A health check protocol lets adapters report their own readiness. The framework periodically probes adapters that implement the protocol, and sets per-device availability to "offline" when the adapter is unhealthy. This is detection and reporting only — automatic restart belongs to Epic 6.

Existing infrastructure

  • HealthReporter (API reference) manages per-device availability topics ({prefix}/{device}/availability) with retained "online"/"offline" messages.
  • Adapter lifecycle uses duck-typed __aenter__/__aexit__ (ADR-016).
  • DI injection plans (build_injection_plan()) record which types each device handler requests — this is introspectable at wiring time.
  • TelemetryRunner already calls health_reporter.set_device_status("error") on telemetry failures, but this only affects the heartbeat payload, not the availability topic.

Decision

1. HealthCheckable Protocol

Add a @runtime_checkable structural protocol:

@runtime_checkable
class HealthCheckable(Protocol):
    async def health_check(self) -> bool: ...

The framework detects adapters implementing this protocol via isinstance() after adapter lifecycle entry, consistent with the duck-typing detection pattern used for __aenter__/__aexit__ (ADR-016).

2. Global health check interval

A single health_check_interval parameter on App.__init__ controls the check frequency for all adapters.

App(
    health_check_interval=30.0,  # seconds, default 30; None disables
)

Per-adapter overrides are deferred — 30 seconds is sufficient for all current adapter types (BLE, serial, GPIO). The interval controls detection latency, not precision; the difference between 30s and 60s is cosmetic for availability reporting.

3. Failure behaviour: availability only

When health_check() returns False:

  • Set availability to "offline" for all devices that depend on the adapter.
  • Log a WARNING with the adapter type and failure count.

When health_check() returns True after a failure:

  • Restore availability to "online" for affected devices.
  • Log an INFO recovery message.

Telemetry polling continues during unhealthy periods. This keeps the health check informational — pausing telemetry is a form of "acting on health" that belongs in Epic 6 (auto-restart). The existing error deduplication suppresses consecutive identical telemetry errors, limiting log noise.

4. HealthCheckable is independent of adapter lifecycle

An adapter can implement health_check() without implementing __aenter__/__aexit__. The framework calls health_check() on any adapter that satisfies the HealthCheckable protocol, regardless of lifecycle support.

This matters for Epic 6: auto-restart only works for adapters with lifecycle methods. A stateless adapter can report unhealthy but cannot be restarted.
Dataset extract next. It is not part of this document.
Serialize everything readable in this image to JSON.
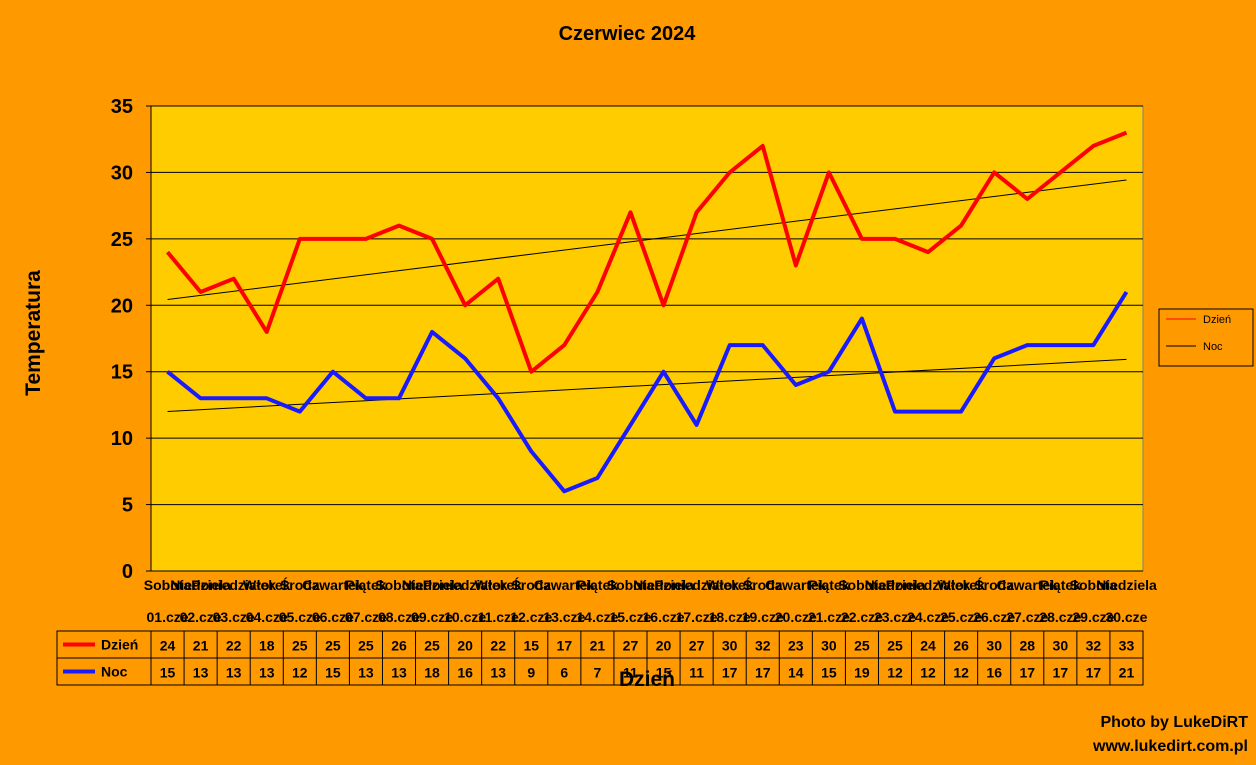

5. Adapter→device mapping via DI introspection

The framework builds the adapter→device mapping automatically by scanning each device handler's injection_plan at wiring time:

# For each device registration:
adapter_deps = {
    t for _, t in reg.injection_plan
    if t not in KNOWN_INJECTABLE_TYPES and t in resolved_adapters
}
# adapter_deps → set of adapter port types this device depends on

This produces a dict[type, list[str]] mapping each adapter port type to its dependent device names. No user configuration required — the mapping is derived from the same type annotations already used for DI.

6. Startup health check

The framework runs one initial health check for each HealthCheckable adapter before starting device tasks. If the check fails:

  • Affected devices start with availability "offline" (instead of the default "online").
  • A WARNING is logged.
  • Device tasks still start — the failure is non-blocking.

This ensures availability is accurate from the first heartbeat, rather than being optimistically "online" until the first periodic check runs.

Decision Drivers

  • Operators need automated detection of wedged adapters without log-spelunking
  • Health check is informational (detection + reporting) — restart logic is separate
  • Framework conventions: @runtime_checkable protocols, duck-typed detection, type-based DI
  • Simplicity for v1 — defer per-adapter intervals and telemetry pausing

Considered Options

Health check interval

Option API Pros Cons Chosen
A: Global only App(health_check_interval=30) Simple, one setting BLE may want different interval Yes
B: Per-adapter override Global + per-adapter Flexible Extra API surface, configuration complexity No
C: Protocol method health_check_interval() -> float Adapter knows best Framework can't control; hard to override in settings No

Failure behaviour

Option Behaviour Pros Cons Chosen
A: Availability only Set offline, telemetry continues Simple, informational Log noise from expected failures Yes
B: Availability + pause telemetry Set offline, skip telemetry Clean logs More complex, belongs in Epic 6 No

Adapter→device mapping

Option Mechanism Pros Cons Chosen
A: DI introspection Scan injection_plan Automatic, zero config Introspection at wiring time Yes
B: Explicit mapping App(adapter_devices={...}) Clear Manual, error-prone, duplicates DI No

Consequences

Positive

  • Wedged adapters are detected and reported automatically via availability topics
  • Operators and home automation systems (Home Assistant) see accurate device availability without manual intervention
  • Zero-config adapter→device mapping via DI introspection — no user burden
  • Consistent with existing protocol conventions (@runtime_checkable, duck-typing)
  • Non-breaking — adapters that don't implement HealthCheckable are unaffected
  • Consecutive failure count is tracked, providing the foundation for Epic 6 (auto-restart)

Negative

  • Telemetry continues during unhealthy periods, producing expected errors (mitigated by error deduplication)
  • Global interval may not suit all adapter types (mitigated by the fact that detection latency ≤30s is acceptable for availability reporting)
  • DI introspection for adapter→device mapping adds build-time complexity (one-time scan, not a runtime cost)

2026-04-02